'if diametre of earth is reduced to half mass remains constant what is then duration of day and night'
angular momentum remains the same.
I2 omega 2 = I1 omega 1
I = constant * m R^2
If m2 = m1
and
R2 = .5 R1
then
m R2^2 = .25 m R1^2
and I2 = (1/4) I1
(1/4)I1 omega2 = I1 omega1
omega2 = 4 omega1
T2 = (1/4) T1
day is 6 hours long instead of 24 so at the equator at equinox we have 3 hours dark and three hours light. :)
Come to think of it, anywhere at equinox you will have three hours light and three hours dark
To determine the duration of day and night if the diameter of the Earth is reduced to half while the mass remains constant, we need to consider the concept of angular momentum and its relationship with the rotation of the Earth.
To calculate the duration of day and night, we need to understand the concept of angular momentum. Angular momentum is the product of the moment of inertia and angular velocity. In simpler terms, it is the measure of an object's resistance to changes in its rotation.
When the diameter of the Earth is reduced to half, let's assume that the mass remains constant. This means that the moment of inertia of the Earth will decrease, as the moment of inertia is directly proportional to the square of the radius (or diameter).
Since the mass of the Earth remains constant, there will be no change in the gravitational force acting on it. Therefore, the torque acting on the Earth will still be the same.
According to the law of conservation of angular momentum, if no external torque acts on a rotating object, its angular momentum remains constant. In this case, the Earth experiences no external torque, so its angular momentum will remain the same.
If the moment of inertia decreases (due to the reduction in diameter) but the angular momentum remains constant, the angular velocity of the Earth must increase to compensate for the decrease in moment of inertia.
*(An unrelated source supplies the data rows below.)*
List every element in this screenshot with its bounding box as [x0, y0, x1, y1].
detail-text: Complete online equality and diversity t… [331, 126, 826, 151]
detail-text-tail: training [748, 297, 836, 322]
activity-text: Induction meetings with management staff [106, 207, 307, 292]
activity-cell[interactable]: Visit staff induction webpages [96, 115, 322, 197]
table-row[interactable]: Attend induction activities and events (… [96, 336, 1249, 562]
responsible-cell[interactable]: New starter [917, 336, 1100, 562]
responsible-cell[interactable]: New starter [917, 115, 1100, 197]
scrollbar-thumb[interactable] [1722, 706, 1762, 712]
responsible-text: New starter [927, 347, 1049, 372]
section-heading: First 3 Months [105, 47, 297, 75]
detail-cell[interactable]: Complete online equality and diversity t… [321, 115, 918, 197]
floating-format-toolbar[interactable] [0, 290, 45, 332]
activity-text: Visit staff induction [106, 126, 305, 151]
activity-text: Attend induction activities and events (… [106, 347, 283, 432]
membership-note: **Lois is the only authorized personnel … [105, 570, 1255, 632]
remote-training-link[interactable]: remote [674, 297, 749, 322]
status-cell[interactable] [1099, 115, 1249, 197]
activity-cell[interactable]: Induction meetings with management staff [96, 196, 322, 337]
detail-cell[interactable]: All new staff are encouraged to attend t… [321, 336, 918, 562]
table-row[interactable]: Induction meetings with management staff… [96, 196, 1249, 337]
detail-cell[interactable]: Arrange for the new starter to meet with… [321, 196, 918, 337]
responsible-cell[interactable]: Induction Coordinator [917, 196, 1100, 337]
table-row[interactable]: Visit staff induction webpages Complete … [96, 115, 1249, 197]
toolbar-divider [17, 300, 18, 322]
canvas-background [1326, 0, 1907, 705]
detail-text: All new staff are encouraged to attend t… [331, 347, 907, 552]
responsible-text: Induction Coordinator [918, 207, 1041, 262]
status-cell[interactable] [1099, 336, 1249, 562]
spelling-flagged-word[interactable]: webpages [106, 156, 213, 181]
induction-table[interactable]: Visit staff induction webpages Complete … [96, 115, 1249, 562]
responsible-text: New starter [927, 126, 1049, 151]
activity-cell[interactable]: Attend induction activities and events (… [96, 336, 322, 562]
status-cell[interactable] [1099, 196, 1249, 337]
As the Earth's angular velocity increases, the Earth will complete one rotation faster. This means that the duration of the day (the time taken for one complete rotation) will decrease. The duration of the night will also decrease correspondingly.
To calculate the exact values, we will need specific data and performing mathematical calculations using the formulas of rotational motion. However, based on the given scenario, we can conclude that if the diameter of the Earth is halved while the mass remains constant, the duration of the day and night will decrease.